SSA to create dozens of new datasets

Social Security Administration said it will be protecting against release of any personally identifiable information as it extracts new datasets for open government and transparency projects.

The datasets to be released in 2010 and 2011 include information on disability claims, disability appeals, retirement claims and earning. The data will be extracted from existing sources, such as the agency’s Case Processing Management System and Appeals Review Processing System, and scrubbed of personally identifying material, SSA said.

The Social Security Administration said it will create and release more than three dozen additional sets of data it is pulling from its information systems after scrubbing the data of personally identifiable information.

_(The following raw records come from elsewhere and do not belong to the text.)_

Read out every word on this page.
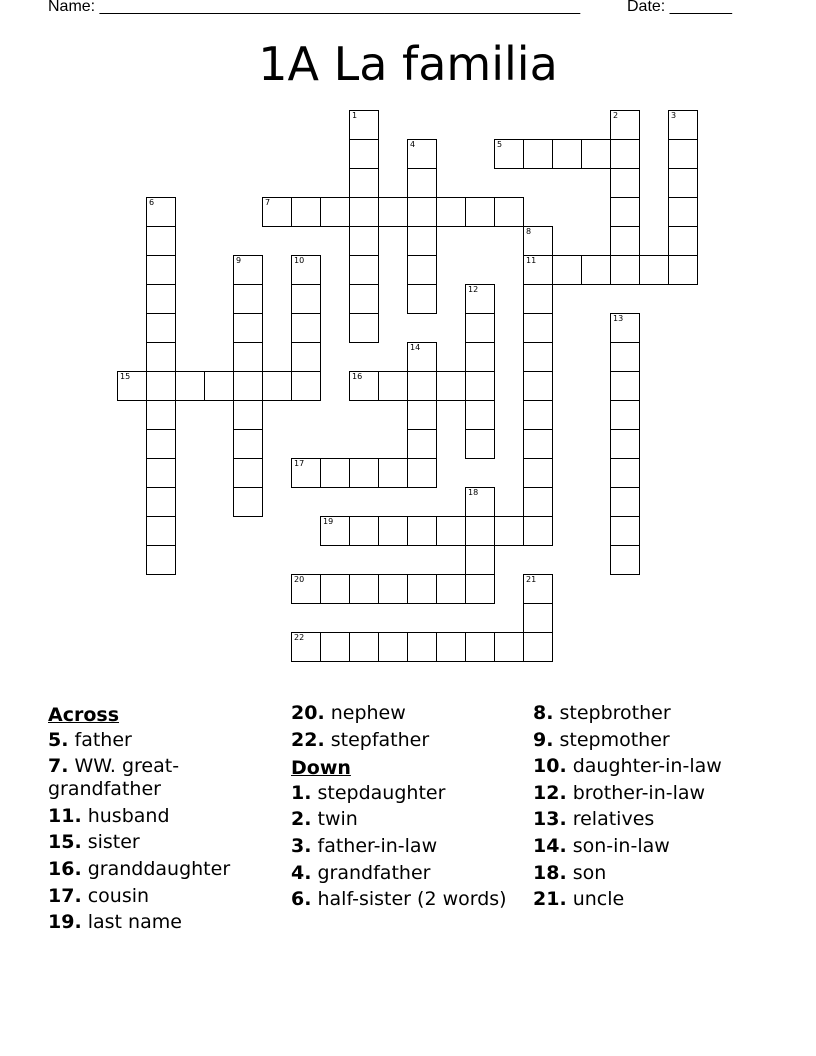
Name: ______________________________________________________	Date: _______
1A La familia
1	2	3
4	5
6	7
8
11
9	10
12
13
14
15	16
17
18
19
20	21
22
Across
5. father
7. WW. great-grandfather
11. husband
15. sister
16. granddaughter
17. cousin
19. last name
20. nephew
22. stepfather
Down
1. stepdaughter
2. twin
3. father-in-law
4. grandfather
6. half-sister (2 words)
8. stepbrother
9. stepmother
10. daughter-in-law
12. brother-in-law
13. relatives
14. son-in-law
18. son
21. uncle
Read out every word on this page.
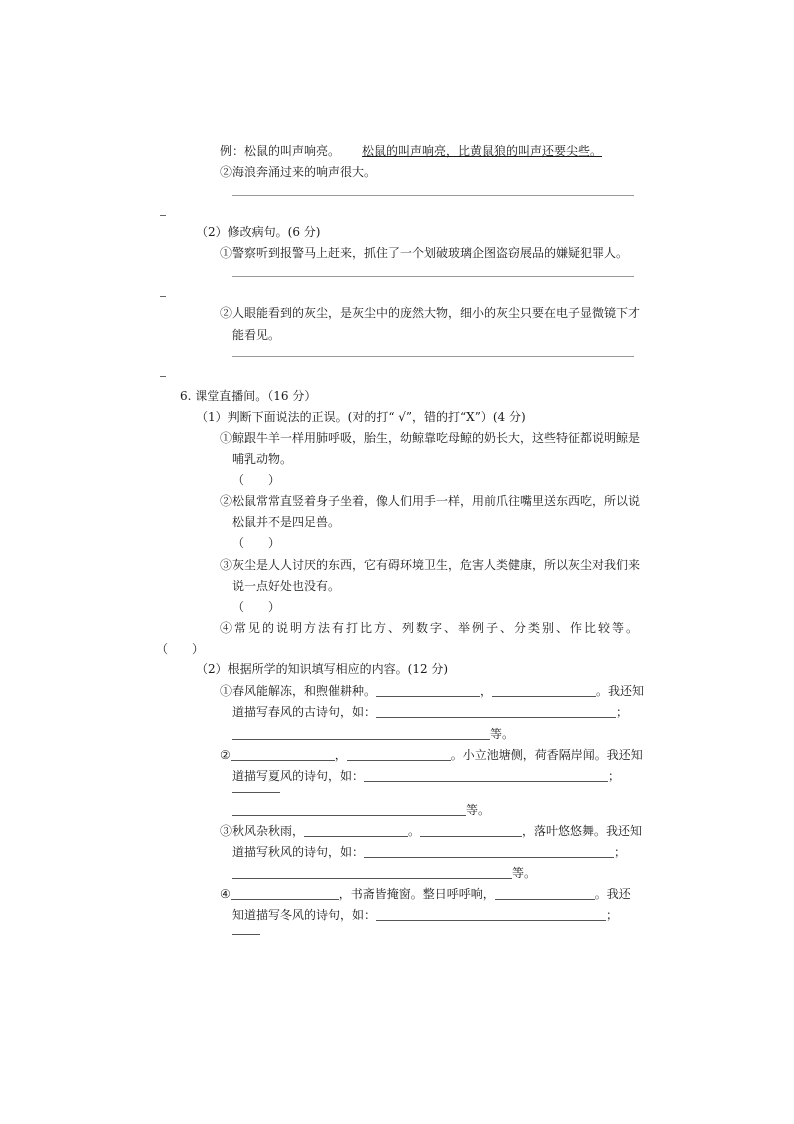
例：松鼠的叫声响亮。 松鼠的叫声响亮，比黄鼠狼的叫声还要尖些。
②海浪奔涌过来的响声很大。
（2）修改病句。(6 分)
①警察听到报警马上赶来，抓住了一个划破玻璃企图盗窃展品的嫌疑犯罪人。
②人眼能看到的灰尘，是灰尘中的庞然大物，细小的灰尘只要在电子显微镜下才
能看见。
6. 课堂直播间。（16 分）
（1）判断下面说法的正误。(对的打“ √”，错的打“X”）(4 分)
①鲸跟牛羊一样用肺呼吸，胎生，幼鲸靠吃母鲸的奶长大，这些特征都说明鲸是
哺乳动物。
（　　）
②松鼠常常直竖着身子坐着，像人们用手一样，用前爪往嘴里送东西吃，所以说
松鼠并不是四足兽。
（　　）
③灰尘是人人讨厌的东西，它有碍环境卫生，危害人类健康，所以灰尘对我们来
说一点好处也没有。
（　　）
④常见的说明方法有打比方、列数字、举例子、分类别、作比较等。
（　　）
（2）根据所学的知识填写相应的内容。(12 分)
①春风能解冻，和煦催耕种。	，	。我还知
道描写春风的古诗句，如：	；
等。
②	，	。小立池塘侧，荷香隔岸闻。我还知
道描写夏风的诗句，如：	；
等。
③秋风杂秋雨，	。	，落叶悠悠舞。我还知
道描写秋风的诗句，如：	；
等。
④	，书斋皆掩窗。整日呼呼响，	。我还
知道描写冬风的诗句，如：	；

The agency has already released 22 datasets on Data.gov as part of the White House's open government and transparency program.

In the next phase, SSA plans to create and release additional high-value datasets.  The SSA outlines its plans in the “Data Inventory and Plan for Releasing High-Value Data” report posted on its website.


Related story:

Data.gov shows how not to do open government


“We will extract reports that contain summarized data so that even if the public combines our datasets with other data, no violations of privacy can occur,” the report states.

SSA officials also intend to run the new datasets by an internal review board to ensure they comply with security and privacy stipulations, they said.

Another group of more than two dozen high-value datasets will be released starting in 2012, including annual statistics for field office claims, disability claims filed via the Internet, disability claims accuracy, and the total number of SSA workers on duty.